La decisión llega en un contexto de fuertes oscilaciones en la cotización de la plata, que cotiza en niveles muy lejanos a los 80 dólares la onza que llegó a marcar en febrero, cuando Pandora anunció por primera vez su giro hacia el platino. Según CNBC, para cubrirse ante nuevas subidas, la empresa ya ha asegurado entre el 90% y el 100% de sus necesidades de plata para 2027 a un precio cercano a los 65 dólares por onza, una medida que le da mayor previsibilidad de costes en un mercado que en el último año ha pasado de mínimos de treinta dólares a máximos superiores a los cien.
El caso de Pandora ilustra un fenómeno más amplio: la fiebre inversora en metales preciosos, impulsada por la incertidumbre económica global y el temor a un mayor endeudamiento, no solo ha disparado el oro, sino que ha convertido a la plata en un activo igual de codiciado, que lo hace especialmente sensible a las oscilaciones del mercado, obligando a sectores industriales como el de la joyería a repensar sus modelos de negocio ante unos precios cada vez más difíciles de predecir.
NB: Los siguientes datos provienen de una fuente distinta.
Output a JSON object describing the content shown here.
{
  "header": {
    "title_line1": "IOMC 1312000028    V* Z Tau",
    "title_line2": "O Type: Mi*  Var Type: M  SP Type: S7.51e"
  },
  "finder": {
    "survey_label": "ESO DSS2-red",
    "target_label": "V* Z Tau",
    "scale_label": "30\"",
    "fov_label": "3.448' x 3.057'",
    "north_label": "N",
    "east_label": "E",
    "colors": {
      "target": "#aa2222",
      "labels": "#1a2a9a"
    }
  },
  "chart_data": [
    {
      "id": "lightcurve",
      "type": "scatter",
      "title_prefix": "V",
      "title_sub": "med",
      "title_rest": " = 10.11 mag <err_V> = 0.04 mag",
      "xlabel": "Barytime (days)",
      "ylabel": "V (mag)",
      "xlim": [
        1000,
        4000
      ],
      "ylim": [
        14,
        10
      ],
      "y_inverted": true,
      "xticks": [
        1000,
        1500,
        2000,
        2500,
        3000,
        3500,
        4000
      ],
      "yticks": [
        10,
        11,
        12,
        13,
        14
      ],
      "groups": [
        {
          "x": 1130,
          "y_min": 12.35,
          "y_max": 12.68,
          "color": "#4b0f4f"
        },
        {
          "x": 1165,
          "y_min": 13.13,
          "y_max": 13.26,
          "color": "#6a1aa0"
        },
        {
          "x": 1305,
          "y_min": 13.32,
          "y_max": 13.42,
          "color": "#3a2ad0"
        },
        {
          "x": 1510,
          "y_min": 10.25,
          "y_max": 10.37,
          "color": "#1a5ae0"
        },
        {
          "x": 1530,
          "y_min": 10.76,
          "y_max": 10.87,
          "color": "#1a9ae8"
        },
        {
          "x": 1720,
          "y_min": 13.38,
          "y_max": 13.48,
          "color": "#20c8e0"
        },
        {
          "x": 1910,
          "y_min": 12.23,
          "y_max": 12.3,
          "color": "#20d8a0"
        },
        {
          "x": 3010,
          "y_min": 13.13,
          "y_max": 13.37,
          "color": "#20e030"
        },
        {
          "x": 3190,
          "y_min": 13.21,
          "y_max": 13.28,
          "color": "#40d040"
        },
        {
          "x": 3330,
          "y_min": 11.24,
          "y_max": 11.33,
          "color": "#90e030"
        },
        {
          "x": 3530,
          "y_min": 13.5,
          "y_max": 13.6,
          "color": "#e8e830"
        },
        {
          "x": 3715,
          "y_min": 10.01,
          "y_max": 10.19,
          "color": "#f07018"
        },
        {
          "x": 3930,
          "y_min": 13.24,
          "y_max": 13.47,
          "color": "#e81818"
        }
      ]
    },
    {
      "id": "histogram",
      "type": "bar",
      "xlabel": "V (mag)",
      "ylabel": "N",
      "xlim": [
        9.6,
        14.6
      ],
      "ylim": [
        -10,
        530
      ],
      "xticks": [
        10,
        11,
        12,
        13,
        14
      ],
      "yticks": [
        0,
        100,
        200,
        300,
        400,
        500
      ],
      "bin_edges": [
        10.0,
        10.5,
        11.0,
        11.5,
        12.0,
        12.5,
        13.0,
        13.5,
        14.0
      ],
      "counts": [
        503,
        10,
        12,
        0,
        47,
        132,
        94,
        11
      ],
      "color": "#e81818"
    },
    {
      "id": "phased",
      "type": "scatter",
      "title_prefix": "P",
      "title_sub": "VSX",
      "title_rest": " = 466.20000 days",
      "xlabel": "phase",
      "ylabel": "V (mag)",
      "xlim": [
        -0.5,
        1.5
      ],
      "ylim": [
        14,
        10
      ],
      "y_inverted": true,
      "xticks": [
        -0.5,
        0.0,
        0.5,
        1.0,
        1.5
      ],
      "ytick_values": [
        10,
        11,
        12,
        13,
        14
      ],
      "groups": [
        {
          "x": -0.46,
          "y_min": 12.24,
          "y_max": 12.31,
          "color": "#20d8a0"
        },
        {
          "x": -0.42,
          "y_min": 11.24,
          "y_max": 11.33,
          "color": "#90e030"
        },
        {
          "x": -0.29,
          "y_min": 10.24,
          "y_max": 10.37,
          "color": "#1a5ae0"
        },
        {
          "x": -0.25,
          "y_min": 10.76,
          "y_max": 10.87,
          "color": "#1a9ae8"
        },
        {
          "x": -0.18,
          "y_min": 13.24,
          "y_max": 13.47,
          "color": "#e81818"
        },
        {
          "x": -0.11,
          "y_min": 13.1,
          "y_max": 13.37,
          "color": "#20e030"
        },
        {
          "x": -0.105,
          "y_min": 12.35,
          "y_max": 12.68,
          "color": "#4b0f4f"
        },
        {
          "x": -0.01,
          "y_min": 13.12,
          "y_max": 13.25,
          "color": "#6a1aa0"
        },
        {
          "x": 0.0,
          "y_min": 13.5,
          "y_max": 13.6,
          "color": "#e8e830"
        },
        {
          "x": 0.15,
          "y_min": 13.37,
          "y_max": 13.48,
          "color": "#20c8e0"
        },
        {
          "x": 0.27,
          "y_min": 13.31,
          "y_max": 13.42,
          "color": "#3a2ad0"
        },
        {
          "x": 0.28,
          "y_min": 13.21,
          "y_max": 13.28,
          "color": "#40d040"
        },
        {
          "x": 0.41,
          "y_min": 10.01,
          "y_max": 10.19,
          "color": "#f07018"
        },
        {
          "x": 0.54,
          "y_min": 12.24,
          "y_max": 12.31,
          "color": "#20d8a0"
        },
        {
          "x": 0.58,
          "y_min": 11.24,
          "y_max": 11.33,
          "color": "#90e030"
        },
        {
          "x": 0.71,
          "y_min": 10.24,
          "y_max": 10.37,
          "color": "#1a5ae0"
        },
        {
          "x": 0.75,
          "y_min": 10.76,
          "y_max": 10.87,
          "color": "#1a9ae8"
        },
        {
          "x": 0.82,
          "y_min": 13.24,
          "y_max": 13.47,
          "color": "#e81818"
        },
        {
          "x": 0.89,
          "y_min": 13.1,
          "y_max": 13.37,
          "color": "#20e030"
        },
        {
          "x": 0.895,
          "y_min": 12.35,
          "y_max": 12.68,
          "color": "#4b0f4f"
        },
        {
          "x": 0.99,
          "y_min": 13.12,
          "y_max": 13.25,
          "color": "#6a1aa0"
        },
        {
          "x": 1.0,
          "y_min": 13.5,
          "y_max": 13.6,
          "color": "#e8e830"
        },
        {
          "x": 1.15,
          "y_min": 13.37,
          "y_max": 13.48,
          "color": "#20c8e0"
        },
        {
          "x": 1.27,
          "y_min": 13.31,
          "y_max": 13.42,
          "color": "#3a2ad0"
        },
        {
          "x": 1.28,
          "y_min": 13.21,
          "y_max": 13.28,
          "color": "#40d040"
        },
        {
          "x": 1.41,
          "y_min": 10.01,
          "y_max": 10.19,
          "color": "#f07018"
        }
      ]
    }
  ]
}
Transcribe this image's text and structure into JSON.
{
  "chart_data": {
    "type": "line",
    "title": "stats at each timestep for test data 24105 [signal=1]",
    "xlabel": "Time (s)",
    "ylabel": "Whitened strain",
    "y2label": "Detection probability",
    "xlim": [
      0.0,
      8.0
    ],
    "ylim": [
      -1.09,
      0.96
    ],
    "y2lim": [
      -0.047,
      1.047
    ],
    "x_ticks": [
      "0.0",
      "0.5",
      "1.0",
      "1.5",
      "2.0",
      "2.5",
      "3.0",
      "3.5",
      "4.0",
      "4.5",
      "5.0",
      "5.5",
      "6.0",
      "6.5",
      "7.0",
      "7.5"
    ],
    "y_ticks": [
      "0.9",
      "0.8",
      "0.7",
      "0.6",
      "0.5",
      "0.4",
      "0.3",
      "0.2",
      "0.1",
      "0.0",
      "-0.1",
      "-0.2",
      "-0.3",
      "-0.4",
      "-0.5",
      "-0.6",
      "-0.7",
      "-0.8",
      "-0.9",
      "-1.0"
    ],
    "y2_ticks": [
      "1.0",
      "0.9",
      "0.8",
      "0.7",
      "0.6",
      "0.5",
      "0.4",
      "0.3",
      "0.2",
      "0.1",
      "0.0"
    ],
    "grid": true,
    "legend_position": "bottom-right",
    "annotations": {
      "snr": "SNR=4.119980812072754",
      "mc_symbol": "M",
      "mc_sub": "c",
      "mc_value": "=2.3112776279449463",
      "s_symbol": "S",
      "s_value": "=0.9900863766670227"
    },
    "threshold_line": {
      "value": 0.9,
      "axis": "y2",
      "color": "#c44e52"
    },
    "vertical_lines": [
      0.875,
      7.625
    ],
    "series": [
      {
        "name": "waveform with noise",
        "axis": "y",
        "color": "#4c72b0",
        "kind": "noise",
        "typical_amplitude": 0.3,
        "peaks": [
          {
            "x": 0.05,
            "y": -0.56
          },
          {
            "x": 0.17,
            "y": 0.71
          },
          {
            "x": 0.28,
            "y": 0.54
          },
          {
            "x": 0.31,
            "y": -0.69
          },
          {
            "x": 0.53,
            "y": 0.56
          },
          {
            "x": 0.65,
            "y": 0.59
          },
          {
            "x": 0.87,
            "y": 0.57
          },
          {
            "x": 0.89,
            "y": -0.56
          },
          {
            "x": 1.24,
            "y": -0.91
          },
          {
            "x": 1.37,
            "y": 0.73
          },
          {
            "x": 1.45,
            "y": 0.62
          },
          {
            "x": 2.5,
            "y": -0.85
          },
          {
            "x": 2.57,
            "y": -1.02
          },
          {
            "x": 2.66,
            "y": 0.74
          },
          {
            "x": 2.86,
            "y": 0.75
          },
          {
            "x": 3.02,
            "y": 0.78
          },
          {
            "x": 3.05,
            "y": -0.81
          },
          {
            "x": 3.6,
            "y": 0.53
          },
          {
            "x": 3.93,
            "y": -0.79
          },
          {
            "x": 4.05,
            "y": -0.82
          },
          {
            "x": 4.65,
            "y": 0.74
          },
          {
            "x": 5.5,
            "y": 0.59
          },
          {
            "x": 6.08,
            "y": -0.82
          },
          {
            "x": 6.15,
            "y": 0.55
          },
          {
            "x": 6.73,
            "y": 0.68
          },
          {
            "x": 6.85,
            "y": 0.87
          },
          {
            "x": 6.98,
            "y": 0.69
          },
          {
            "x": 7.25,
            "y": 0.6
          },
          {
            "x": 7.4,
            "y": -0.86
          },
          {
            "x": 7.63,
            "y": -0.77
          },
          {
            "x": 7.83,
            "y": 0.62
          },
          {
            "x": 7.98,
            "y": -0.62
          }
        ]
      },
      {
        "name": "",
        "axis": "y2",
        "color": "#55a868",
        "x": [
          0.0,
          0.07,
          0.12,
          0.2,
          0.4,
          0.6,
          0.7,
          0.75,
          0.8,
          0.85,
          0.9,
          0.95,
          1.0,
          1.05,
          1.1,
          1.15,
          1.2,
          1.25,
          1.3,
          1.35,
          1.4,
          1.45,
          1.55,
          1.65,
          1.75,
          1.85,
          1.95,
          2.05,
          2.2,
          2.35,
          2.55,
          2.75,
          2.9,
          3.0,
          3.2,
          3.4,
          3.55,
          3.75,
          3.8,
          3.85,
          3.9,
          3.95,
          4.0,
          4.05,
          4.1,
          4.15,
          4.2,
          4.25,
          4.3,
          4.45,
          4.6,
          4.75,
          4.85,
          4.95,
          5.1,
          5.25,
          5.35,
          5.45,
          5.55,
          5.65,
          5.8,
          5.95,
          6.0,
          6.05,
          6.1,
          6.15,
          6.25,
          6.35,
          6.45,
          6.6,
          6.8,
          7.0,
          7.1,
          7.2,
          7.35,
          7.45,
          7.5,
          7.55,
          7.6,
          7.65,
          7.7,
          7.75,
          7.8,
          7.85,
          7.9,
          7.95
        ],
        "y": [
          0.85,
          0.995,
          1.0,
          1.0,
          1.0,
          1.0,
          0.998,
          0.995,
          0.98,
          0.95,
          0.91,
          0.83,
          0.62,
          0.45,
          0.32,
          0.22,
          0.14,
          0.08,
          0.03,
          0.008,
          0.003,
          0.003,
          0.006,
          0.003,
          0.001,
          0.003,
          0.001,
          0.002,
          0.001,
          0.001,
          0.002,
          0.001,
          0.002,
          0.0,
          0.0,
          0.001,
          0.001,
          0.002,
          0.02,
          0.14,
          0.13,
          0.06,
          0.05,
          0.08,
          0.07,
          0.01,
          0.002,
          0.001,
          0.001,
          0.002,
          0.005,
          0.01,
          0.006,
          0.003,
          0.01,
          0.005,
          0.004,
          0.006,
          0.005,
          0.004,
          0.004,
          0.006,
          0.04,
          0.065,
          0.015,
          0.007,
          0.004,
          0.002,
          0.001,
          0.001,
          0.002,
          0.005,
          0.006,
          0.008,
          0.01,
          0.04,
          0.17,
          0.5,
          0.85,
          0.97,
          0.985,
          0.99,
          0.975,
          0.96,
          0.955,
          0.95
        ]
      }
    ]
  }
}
Un metal eclipsado por el oro y la plata que bate récords
En el último año se consolidó como el de mejor rendimiento, batiendo récord tras récord. El platino pasó de cotizar en torno a los 1.000-1.400 dólares a principios de 2025 hasta rozar los 2.900 dólares en enero de 2026, lo que supone una revalorización de aproximadamente el 90-100% interanual en su punto álgido. Aunque también ha protagonizado la corrección más pronunciada de los tres.
Por su parte, la del oro ha sido una subida más "ordenada", apoyada en compras sostenidas de bancos centrales.